Market Perspectives – August 8, 2024

Ocean Freight Markets and Spreads

Ocean Freight Comments

Panama’s early, abundant rainy season is recharging Gatun Lake at a faster pace than anticipated. As of this morning the water level stood at 85.2 feet compared to the normal level of 83.9 feet for August. Water levels are expected to rise further to nearly 87 feet during October. This week the Panama Canal Authority immediately increased the Neopanamax draft to 49 feet from 48 feet given the trajectory of water availability in Gatun Lake. The number of daily transits was increased by one to 35 as well. Under normal conditions daily transits can total 36. The Panama Canal drought crisis of 2023 is over and operating conditions are essentially back to normal.

Shipping activity through the Red Sea is anything but normal. The Houthis have been quiet the previous two weeks. This week the terrorist group claims to have fired upon on a merchant container vessel and two U.S. destroyers. According to the merchant vessel owner and the U.S. Navy, the vessels were not hit, there were no incidents affecting operations. While the Houthis are trying to keep relevant, the U.S. led alliance is destroying Houthis assets and weakening their capabilities. Despite that, and until persistent calm prevails, vessel owners and operators continue to bypass the Red Sea and Arabian Peninsula, opting for longer and more expensive routings around the Cape of Good Hope for example.

Shippers using ports and terminals along the U.S. East Coast and Gulf Coast are gearing up for potential labor retaliation or strike by the International Longshore Association. The ILA’s contract with ports, terminals, stevedores, vessel owners and operators, and shippers who are represented by the United States Maritime Alliance, expires September 30, 2024. Due to union disputes, they have canceled or delayed negotiations with USMX. The ILA is prepared to strike on October 1, 2024. The ILA notified USMX they will not extend the current contract, setting the stage for a strike. If the ILA strikes container terminals and operations will be greatly impacted. Bulk grain loadings use private or non-union labor, and a strike will have little to no impact. However, the International Longshore and Warehouse Union on the U.S. West Coast could carry out a sympathy strike or perform work downs or have sick outs. If the ILWU carries out any action that could impact grain loading on to vessels out of the Pacific Northwest.

Despite the Capesize market having momentum this week, gaining 4% or 96 points to 2,473 on the Baltic Capesize Index, the Baltic Dry Index slumped 10 points to 1,698. The smaller vessel classes had an upper hand on the week with the Baltic Panamax Index down 5.1% or 88 points to 1,651 and the Baltic Supramax down 4% or 54 points to 1,309. With relatively few cargoes for the number of vessels available freight rates are muted. As China has been slowing its grain and agricultural product purchases and imports, freight demand has softened. Moreover, China reportedly has an abundance of supplies that continue to back up as consumers have slowed down protein purchases. The Baltic indices for the smaller vessel types have been in more of a sideways pattern with no breakouts in one direction or the other. The Capesize sector does have more volatility and since early 2024 had been trending higher until it peaked in early July and has pulled back. It is this time of year that coal deliveries pick up for the Capesize market to build inventories ahead of the winter heating season in Northern Hemisphere markets.
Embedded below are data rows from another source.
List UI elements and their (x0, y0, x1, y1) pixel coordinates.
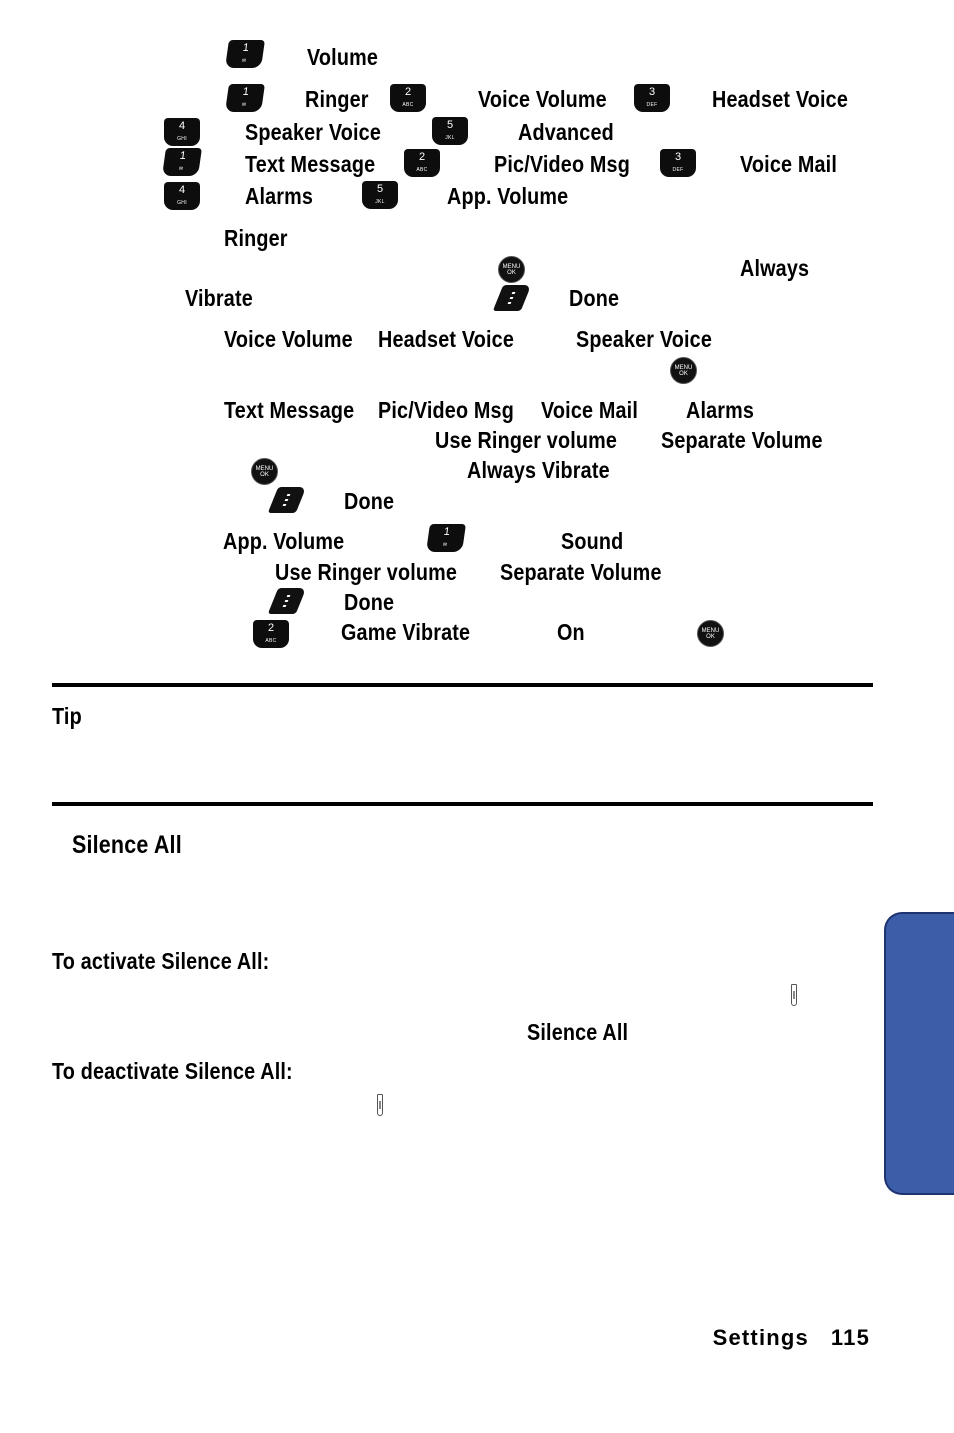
key-5-icon (432, 117, 468, 145)
key-number: 2 (418, 151, 426, 163)
key-number: 1 (241, 42, 250, 54)
key-1-icon (225, 84, 265, 112)
key-letters: ABC (402, 102, 414, 108)
option-headset-voice: Headset Voice (378, 326, 515, 352)
option-speaker-voice: Speaker Voice (245, 119, 382, 145)
menu-ok-icon (251, 458, 278, 485)
softkey-icon (268, 588, 307, 614)
key-number: 5 (446, 119, 454, 131)
key-number: 4 (178, 120, 186, 132)
option-done: Done (344, 488, 395, 514)
key-letters: DEF (646, 102, 658, 108)
side-volume-key-icon (377, 1094, 383, 1116)
silence-all-label: Silence All (527, 1019, 629, 1045)
option-volume: Volume (307, 44, 379, 70)
option-separate-volume: Separate Volume (661, 427, 823, 453)
key-letters: ✉ (241, 102, 247, 108)
menu-ok-icon (697, 620, 724, 647)
key-letters: GHI (177, 200, 187, 206)
option-use-ringer-volume: Use Ringer volume (435, 427, 618, 453)
key-number: 2 (267, 622, 275, 634)
option-game-vibrate: Game Vibrate (341, 619, 471, 645)
activate-heading: To activate Silence All: (52, 948, 270, 974)
option-separate-volume: Separate Volume (500, 559, 662, 585)
key-number: 1 (178, 150, 187, 162)
footer-section: Settings (712, 1325, 809, 1350)
key-letters: ✉ (241, 58, 247, 64)
option-voice-mail: Voice Mail (740, 151, 837, 177)
option-app-volume: App. Volume (223, 528, 345, 554)
side-volume-key-icon (791, 984, 797, 1006)
key-letters: ✉ (442, 542, 448, 548)
option-voice-volume: Voice Volume (224, 326, 353, 352)
option-vibrate: Vibrate (185, 285, 253, 311)
softkey-icon (268, 487, 307, 513)
menu-ok-icon (498, 256, 525, 283)
option-on: On (557, 619, 585, 645)
key-1-icon (225, 40, 265, 68)
key-letters: ✉ (178, 166, 184, 172)
menu-text: MENU (701, 628, 720, 634)
option-advanced: Advanced (518, 119, 614, 145)
option-sound: Sound (561, 528, 624, 554)
key-number: 4 (178, 184, 186, 196)
option-pic-video-msg: Pic/Video Msg (378, 397, 514, 423)
section-heading: Silence All (72, 831, 182, 859)
key-2-icon (390, 84, 426, 112)
key-4-icon (164, 182, 200, 210)
key-number: 3 (674, 151, 682, 163)
key-5-icon (362, 181, 398, 209)
key-letters: DEF (672, 167, 684, 173)
tip-top-rule (52, 683, 873, 687)
deactivate-heading: To deactivate Silence All: (52, 1058, 293, 1084)
ok-text: OK (706, 634, 715, 640)
key-2-icon (404, 149, 440, 177)
tip-bottom-rule (52, 802, 873, 806)
option-done: Done (344, 589, 395, 615)
key-2-icon (253, 620, 289, 648)
option-app-volume: App. Volume (447, 183, 569, 209)
option-ringer: Ringer (224, 225, 288, 251)
key-number: 3 (648, 86, 656, 98)
key-letters: JKL (375, 199, 385, 205)
key-1-icon (162, 148, 202, 176)
key-letters: JKL (445, 135, 455, 141)
option-always: Always (740, 255, 810, 281)
option-voice-mail: Voice Mail (541, 397, 638, 423)
menu-ok-icon (670, 357, 697, 384)
option-pic-video-msg: Pic/Video Msg (494, 151, 630, 177)
option-headset-voice: Headset Voice (712, 86, 849, 112)
key-number: 5 (376, 183, 384, 195)
ok-text: OK (679, 371, 688, 377)
key-3-icon (660, 149, 696, 177)
key-number: 1 (241, 86, 250, 98)
ok-text: OK (260, 472, 269, 478)
page-footer (713, 1325, 870, 1351)
key-letters: GHI (177, 136, 187, 142)
option-always-vibrate: Always Vibrate (467, 457, 610, 483)
key-letters: ABC (416, 167, 428, 173)
option-use-ringer-volume: Use Ringer volume (275, 559, 458, 585)
menu-text: MENU (255, 466, 274, 472)
tip-label: Tip (52, 703, 82, 729)
option-done: Done (569, 285, 620, 311)
option-voice-volume: Voice Volume (478, 86, 607, 112)
key-3-icon (634, 84, 670, 112)
menu-text: MENU (674, 365, 693, 371)
key-1-icon (426, 524, 466, 552)
softkey-icon (493, 285, 532, 311)
option-text-message: Text Message (224, 397, 355, 423)
option-speaker-voice: Speaker Voice (576, 326, 713, 352)
key-number: 1 (442, 526, 451, 538)
key-4-icon (164, 118, 200, 146)
option-alarms: Alarms (245, 183, 314, 209)
footer-page-number: 115 (830, 1325, 870, 1350)
section-tab (884, 912, 954, 1195)
option-alarms: Alarms (686, 397, 755, 423)
ok-text: OK (507, 270, 516, 276)
option-text-message: Text Message (245, 151, 376, 177)
option-ringer: Ringer (305, 86, 369, 112)
menu-text: MENU (502, 264, 521, 270)
key-number: 2 (404, 86, 412, 98)
key-letters: ABC (265, 638, 277, 644)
The U.S. Gulf to Japan route was unchanged this week at $64.24 per metric ton while the route from the Pacific Northwest ended the week down 2.9% or $0.77 per metric ton to $26.14 per metric ton. The spread between these two routes widened 2.1% to $38.10 per metric ton. This spread continues to expand and is the widest since March 21of this year. The reporting on ocean freight rates from the U.S. Gulf to Central America appear erratic due to the timing they are reported. These rates need to keep past few weeks in view and dismiss the erratic moves. For example, as the rates were much weaker last week, they are much stronger this week. The rates tend to break lower but keep a steady upper level. From the U.S. Gulf to Buenaventura, Colombia, the rate is hovering around $17.50 per metric ton and the rate to Veracruz, Mexico is around $14.00 per metric ton on a Supramax and $6.40 per metric ton on a Panamax.